Consider the following lab training script. Let’s set up our hyperparameters and training, validation, testing sets:

import keras
from keras.datasets import mnist
from keras.models import Sequential
from keras.layers import Dense, Dropout
from keras.optimizers import RMSprop
from keras.callbacks import TensorBoard

import tempfile

from sklearn.metrics import accuracy_score, precision_score

from lab.experiment import Experiment

BATCH_SIZE = 128
EPOCHS = 20
CHECKPOINT_PATH = 'tf/weights'
num_classes = 10


# the data, split between train and test sets
(x_train, y_train), (x_test, y_test) = mnist.load_data()

x_train = x_train.reshape(60000, 784)
x_test = x_test.reshape(10000, 784)
x_train = x_train.astype('float32')
x_test = x_test.astype('float32')
x_train /= 255
x_test /= 255
print(x_train.shape[0], 'train samples')
print(x_test.shape[0], 'test samples')

# convert class vectors to binary class matrices
y_train = keras.utils.to_categorical(y_train, num_classes)
y_test = keras.utils.to_categorical(y_test, num_classes)
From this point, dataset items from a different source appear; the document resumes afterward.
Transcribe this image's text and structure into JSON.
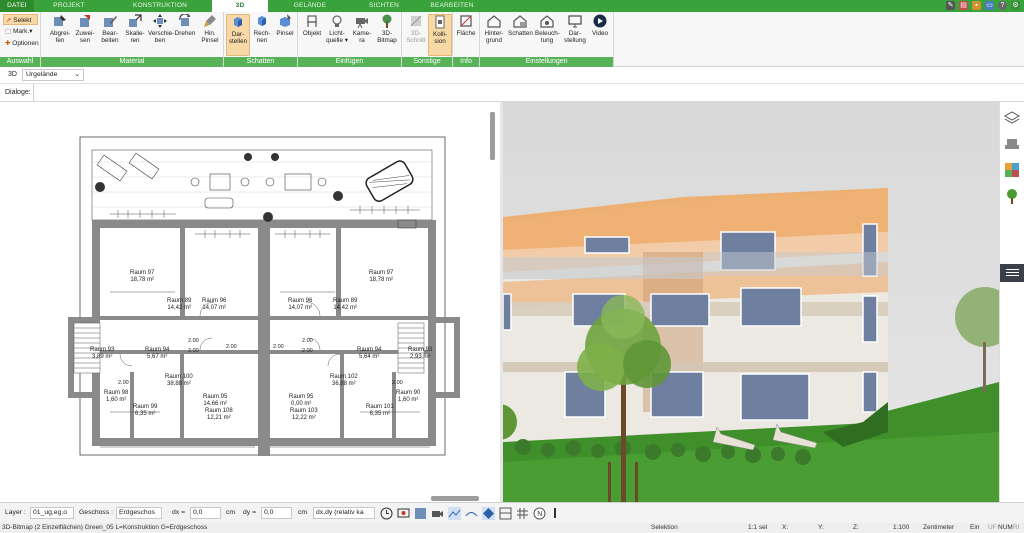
{
  "tabs": [
    {
      "label": "DATEI",
      "active": false
    },
    {
      "label": "PROJEKT",
      "active": false
    },
    {
      "label": "KONSTRUKTION",
      "active": false
    },
    {
      "label": "3D",
      "active": true
    },
    {
      "label": "GELÄNDE",
      "active": false
    },
    {
      "label": "SICHTEN",
      "active": false
    },
    {
      "label": "BEARBEITEN",
      "active": false
    }
  ],
  "ribbon": {
    "auswahl": {
      "label": "Auswahl",
      "selekt": "Selekt",
      "mark": "Mark.",
      "optionen": "Optionen"
    },
    "material": {
      "label": "Material",
      "buttons": [
        "Abgrei-\nfen",
        "Zuwei-\nsen",
        "Bear-\nbeiten",
        "Skalie-\nren",
        "Verschie-\nben",
        "Drehen",
        "Hin.\nPinsel"
      ]
    },
    "schatten": {
      "label": "Schatten",
      "buttons": [
        "Dar-\nstellen",
        "Rech-\nnen",
        "Pinsel"
      ]
    },
    "einfuegen": {
      "label": "Einfügen",
      "buttons": [
        "Objekt",
        "Licht-\nquelle ▾",
        "Kame-\nra",
        "3D-\nBitmap"
      ]
    },
    "sonstige": {
      "label": "Sonstige",
      "buttons": [
        "3D-\nSchnitt",
        "Kolli-\nsion"
      ]
    },
    "info": {
      "label": "Info",
      "buttons": [
        "Fläche"
      ]
    },
    "einstellungen": {
      "label": "Einstellungen",
      "buttons": [
        "Hinter-\ngrund",
        "Schatten",
        "Beleuch-\ntung",
        "Dar-\nstellung",
        "Video"
      ]
    }
  },
  "viewbar": {
    "mode": "3D",
    "terrain": "Urgelände"
  },
  "dialogbar": {
    "label": "Dialoge:"
  },
  "plan": {
    "rooms": [
      {
        "name": "Raum 97",
        "area": "18,78 m²"
      },
      {
        "name": "Raum 96",
        "area": "14,07 m²"
      },
      {
        "name": "Raum 96",
        "area": "14,07 m²"
      },
      {
        "name": "Raum 97",
        "area": "18,78 m²"
      },
      {
        "name": "Raum 89",
        "area": "14,42 m²"
      },
      {
        "name": "Raum 89",
        "area": "14,42 m²"
      },
      {
        "name": "Raum 94",
        "area": "5,67 m²"
      },
      {
        "name": "Raum 94",
        "area": "5,64 m²"
      },
      {
        "name": "Raum 93",
        "area": "3,89 m²"
      },
      {
        "name": "Raum 93",
        "area": "2,93 m²"
      },
      {
        "name": "Raum 100",
        "area": "38,88 m²"
      },
      {
        "name": "Raum 102",
        "area": "36,88 m²"
      },
      {
        "name": "Raum 95",
        "area": "14,66 m²"
      },
      {
        "name": "Raum 95",
        "area": "0,00 m²"
      },
      {
        "name": "Raum 108",
        "area": "12,21 m²"
      },
      {
        "name": "Raum 103",
        "area": "12,22 m²"
      },
      {
        "name": "Raum 98",
        "area": "1,60 m²"
      },
      {
        "name": "Raum 90",
        "area": "1,60 m²"
      },
      {
        "name": "Raum 99",
        "area": "6,35 m²"
      },
      {
        "name": "Raum 101",
        "area": "6,35 m²"
      }
    ],
    "dims": [
      "2.00",
      "2.00",
      "2.00",
      "2.00",
      "2.00",
      "2.00",
      "2.00",
      "2.00"
    ]
  },
  "bottombar": {
    "layer_label": "Layer :",
    "layer_value": "01_ug,eg,o",
    "geschoss_label": "Geschoss :",
    "geschoss_value": "Erdgeschos",
    "dx_label": "dx =",
    "dx_value": "0,0",
    "dy_label": "dy =",
    "dy_value": "0,0",
    "unit": "cm",
    "mode_value": "dx,dy (relativ ka"
  },
  "status": {
    "message": "3D-Bitmap (2 Einzelflächen) Green_05 L=Konstruktion G=Erdgeschoss",
    "selektion": "Selektion",
    "sel": "1:1 sel",
    "x": "X:",
    "y": "Y:",
    "z": "Z:",
    "scale": "1:100",
    "unit": "Zentimeter",
    "ein": "Ein",
    "uf": "UF",
    "num": "NUM",
    "ri": "RI"
  },
  "colors": {
    "green": "#3aa23a",
    "accent": "#58b358",
    "highlight": "#f6d9a6"
  }
}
Set up a simple model and train:

e = Experiment()


@e.start_run
def train():

    # Create a temporary directory for tensorboard logs
    output_dir = tempfile.mkdtemp()
    print("Writing TensorBoard events locally to %s\n" % output_dir)
    tensorboard = TensorBoard(log_dir=output_dir)

    # During Experiment execution, tensorboard can be viewed through:
    # tensorboard --logdir=[output_dir]

    model.fit(x_train, y_train,
              batch_size=BATCH_SIZE,
              epochs=EPOCHS,
              verbose=1,
              validation_data=(x_test, y_test),
              callbacks=[tensorboard])

    model.save_weights(CHECKPOINT_PATH)

    y_prob = model.predict(x_test)
    y_classes = y_prob.argmax(axis=-1)
    actual = y_test.argmax(axis=-1)

    accuracy = accuracy_score(y_true=actual, y_pred=y_classes)
    precision = precision_score(y_true=actual, y_pred=y_classes,
                                average='macro')

    # Log tensorboard
    e.log_artifacts('tensorboard', output_dir)
    e.log_artifacts('weights', CHECKPOINT_PATH)

    # Log all metrics
    e.log_metric('accuracy_score', accuracy)
    e.log_metric('precision_score', precision)

    # Log parameters
    e.log_parameter('batch_size', BATCH_SIZE)
    e.log_parameter('epochs', EPOCHS)

When training on distributed systems with Horovod, model.fit element can be abstracted into a file, say horovod-train.py and called directly from the train() method:

import subprocess

args = ['-np', str(8), # 8 GPUs
        '-H', 'localhost:8', 'python',
        'horovod-train.py',
        '--checkpoint', CHECKPOINT_PATH,
        '--batch-size', BATCH,
        '--epochs', EPOCHS]

Note that you need to enable your Horovod script to accept some basic model hyperparameters that you wish to log downstream.